Her dedication to duty became an affectionate joke between them. An American publisher once remarked that a just-arrived Davies manuscript was the most cleanly typed manuscript he had ever seen in a long career. This was a mistake. Miss Whalon’s passion for continuing excellence was aroused. In those days when typewritten errors could be erased only with great difficulty, she spent countless hours re-typing and re-re-typing thousands of pages, until the manuscript was indeed the cleanest in the world.

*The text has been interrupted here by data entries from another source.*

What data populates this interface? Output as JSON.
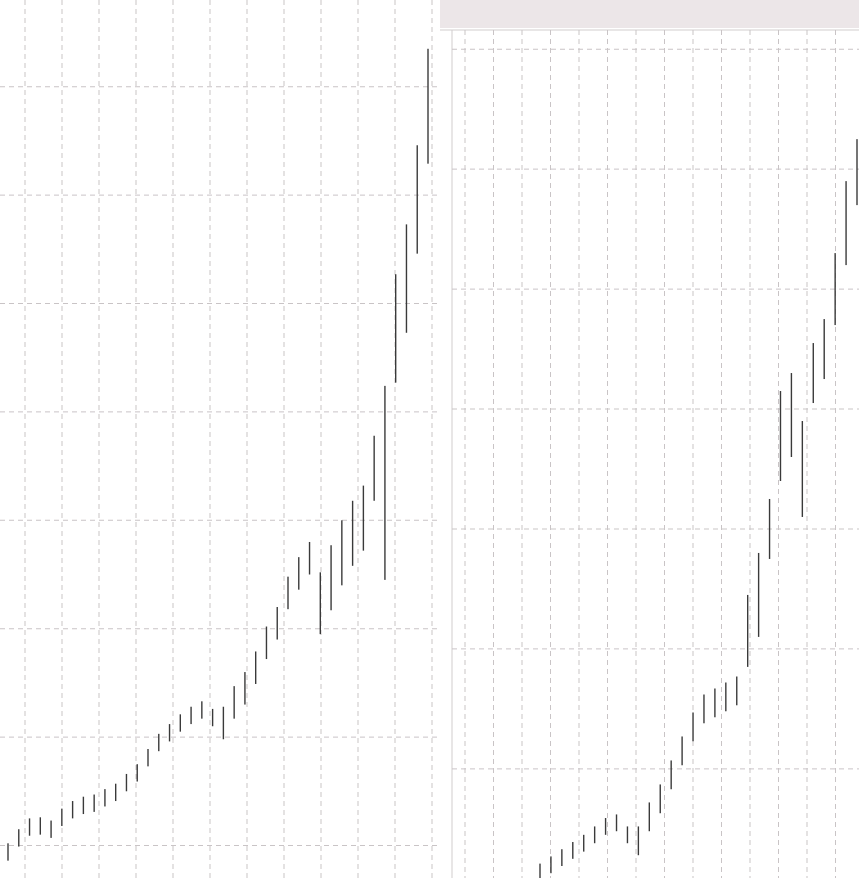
{
  "chart_data": [
    {
      "type": "hilo",
      "grid": true,
      "color": "#3a3a3a",
      "ylim": [
        -3,
        78
      ],
      "yticks": [
        0,
        10,
        20,
        30,
        40,
        50,
        60,
        70
      ],
      "low": [
        -1.4,
        -0.1,
        0.9,
        1.0,
        0.7,
        1.8,
        2.5,
        2.9,
        3.1,
        3.6,
        4.1,
        5.0,
        5.9,
        7.3,
        8.7,
        9.6,
        10.5,
        11.2,
        11.7,
        11.0,
        9.8,
        11.7,
        13.0,
        14.9,
        17.2,
        19.0,
        21.8,
        23.6,
        25.0,
        19.5,
        21.7,
        24.0,
        25.8,
        27.2,
        31.8,
        24.5,
        42.7,
        47.3,
        54.6,
        62.9
      ],
      "high": [
        0.2,
        1.5,
        2.5,
        2.6,
        2.3,
        3.4,
        4.1,
        4.5,
        4.7,
        5.2,
        5.7,
        6.6,
        7.5,
        8.9,
        10.3,
        11.2,
        12.1,
        12.8,
        13.3,
        12.6,
        12.8,
        14.7,
        16.0,
        17.9,
        20.2,
        22.0,
        24.8,
        26.6,
        28.0,
        25.2,
        27.7,
        30.0,
        31.8,
        33.2,
        37.8,
        42.4,
        52.7,
        57.3,
        64.6,
        73.5
      ]
    },
    {
      "type": "hilo",
      "grid": true,
      "color": "#3a3a3a",
      "ylim": [
        -9.1,
        61.6
      ],
      "yticks": [
        0,
        10,
        20,
        30,
        40,
        50,
        60
      ],
      "low": [
        -9.3,
        -8.7,
        -8.1,
        -7.5,
        -6.9,
        -6.2,
        -5.5,
        -5.2,
        -6.2,
        -7.2,
        -5.2,
        -3.7,
        -1.7,
        0.3,
        2.3,
        3.8,
        4.3,
        4.8,
        5.3,
        8.5,
        11,
        17.5,
        24,
        26,
        21,
        30.5,
        32.5,
        37,
        42,
        47
      ],
      "high": [
        -7.9,
        -7.3,
        -6.7,
        -6.1,
        -5.5,
        -4.8,
        -4.1,
        -3.8,
        -4.8,
        -4.8,
        -2.8,
        -1.3,
        0.7,
        2.7,
        4.7,
        6.2,
        6.7,
        7.2,
        7.7,
        14.5,
        18,
        22.5,
        31.5,
        33,
        29,
        35.5,
        37.5,
        43,
        49,
        52.5
      ]
    }
  ]
}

Miss Whalon kept a protective watch on the time of the man she affectionately called “R.D.” How to address Davies was a problem that afflicted almost everyone. “Professor Davies,” although safe and somehow appropriate, was very formal; “Master,” while he held that position at Massey College, seemed vaguely Oriental and undemocratic, even obsequious; “Doctor Davies” was appropriate, because his string of honorary degrees began in 1957, and late in his life was extended, to his great pleasure, by honorary degrees from Oxford and the University of Wales, yet the title was clearly formal; “Robertson” seemed a form of very formal informality; “Rob” seemed positively impertinent.
It took me m
any years to work up to “Rob.” This was a man who had been publishing books literally before I was born and somehow, despite his endless courtesy and kindness, it seemed presumptuous. So we worked away together on his books, he addressing me as “Doug” by phone and in person, and signing letters as “Rob,” while my letters went to “Professor Davies” and my phone calls began. “Hello . . . there.” I observed the same shyness in many others, including Peter Gzowski (“What the hell do I call him?”) over the years.

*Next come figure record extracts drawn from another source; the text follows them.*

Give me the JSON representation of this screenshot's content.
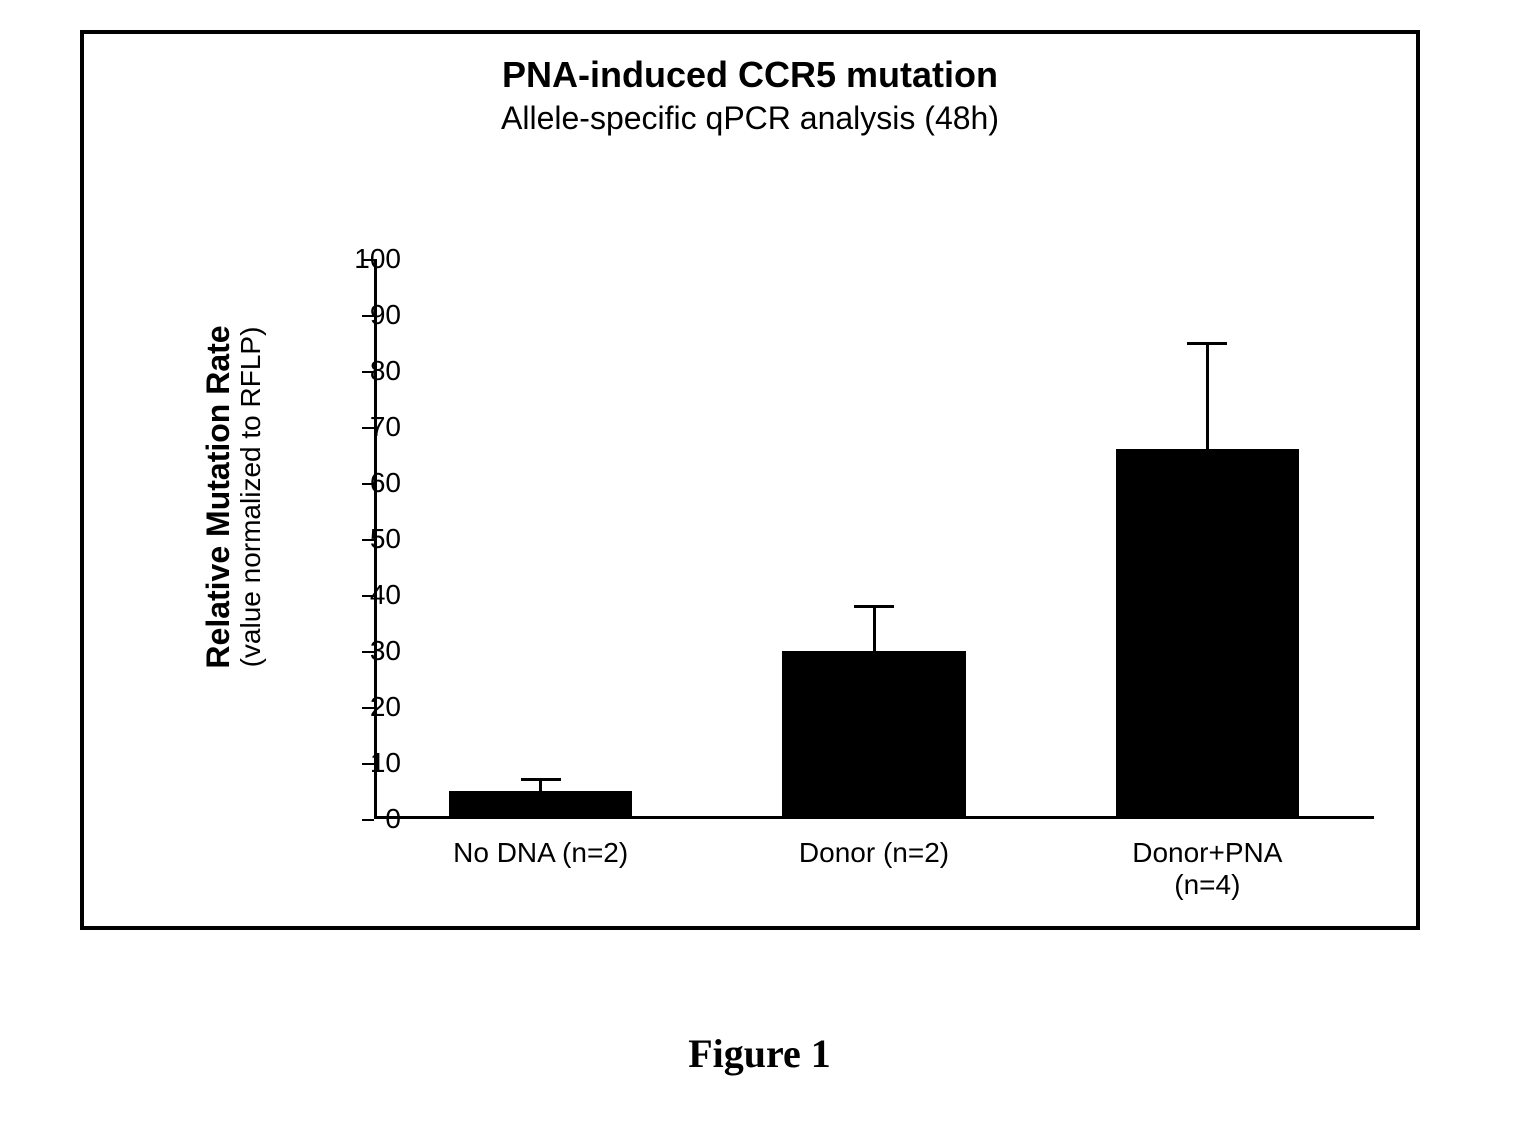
{
  "chart": {
    "type": "bar",
    "title": "PNA-induced CCR5 mutation",
    "subtitle": "Allele-specific qPCR analysis (48h)",
    "title_fontsize": 36,
    "subtitle_fontsize": 32,
    "background_color": "#ffffff",
    "border_color": "#000000",
    "border_width": 4,
    "y_axis": {
      "label_main": "Relative Mutation Rate",
      "label_sub": "(value normalized to RFLP)",
      "label_main_fontsize": 32,
      "label_sub_fontsize": 28,
      "ylim": [
        0,
        100
      ],
      "ytick_step": 10,
      "ticks": [
        0,
        10,
        20,
        30,
        40,
        50,
        60,
        70,
        80,
        90,
        100
      ],
      "tick_fontsize": 28
    },
    "x_axis": {
      "categories": [
        "No DNA (n=2)",
        "Donor (n=2)",
        "Donor+PNA (n=4)"
      ],
      "label_fontsize": 28
    },
    "data": {
      "values": [
        5,
        30,
        66
      ],
      "errors": [
        2,
        8,
        19
      ],
      "bar_color": "#000000",
      "error_bar_color": "#000000",
      "bar_width_fraction": 0.55
    }
  },
  "figure_caption": "Figure 1",
  "figure_caption_fontsize": 40
}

Of course, his public persona was based on the fact that he looked God-like, if God had condescended to wear what Val Ross at that 1991 meeting in our offices called “full Edwardian rig of blazer and flannels.” The fact that he also could speak in fully formed oracular paragraphs left people awestruck. I remember on one occasion, in 1986, inviting him to address the Banff Publishing Workshop. Thirty-six bright, articulate young people who wanted a career in publishing formed the audience, their numbers swelled by Banff Centre administrators who wanted to hear Robertson Davies speak about author-publisher relations. Davies spoke wittily and well for half an hour. From the chair, I got the ball rolling by asking the first two questions, then threw the meeting open for questions. Suddenly, every one of these clamorous students, disrespectful rebels given to peppering all of our speakers with dozens of hard questions, fell silent, heads bent in shy study of their fingernails. When I complained later to them that this had turned me into an on-stage interviewer, which was damned hard work, the explanation was, “Yes, well [shuffle] but this was . . . Robertson Davies!”

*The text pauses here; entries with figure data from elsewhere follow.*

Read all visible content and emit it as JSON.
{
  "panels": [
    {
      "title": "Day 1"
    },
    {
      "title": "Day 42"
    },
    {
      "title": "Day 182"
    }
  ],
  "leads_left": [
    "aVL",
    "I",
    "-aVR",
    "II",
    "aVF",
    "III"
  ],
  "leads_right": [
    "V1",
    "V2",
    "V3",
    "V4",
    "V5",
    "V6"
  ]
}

It astonished them to learn that behind the God-like mask was a kind man, no stranger to shyness, as the Art Gallery of Ontario story showed. If his shyness was at odds with his God-like appearance, so was his kindness. I recall a time of sorrow in my own life, when our conversation in his study went helpfully on for many minutes, and Miss Whalon was gently waved away when she tried to intercede on behalf of the next appointment. He was, as his readers know, a wise man, and his advice was sympathetic and good.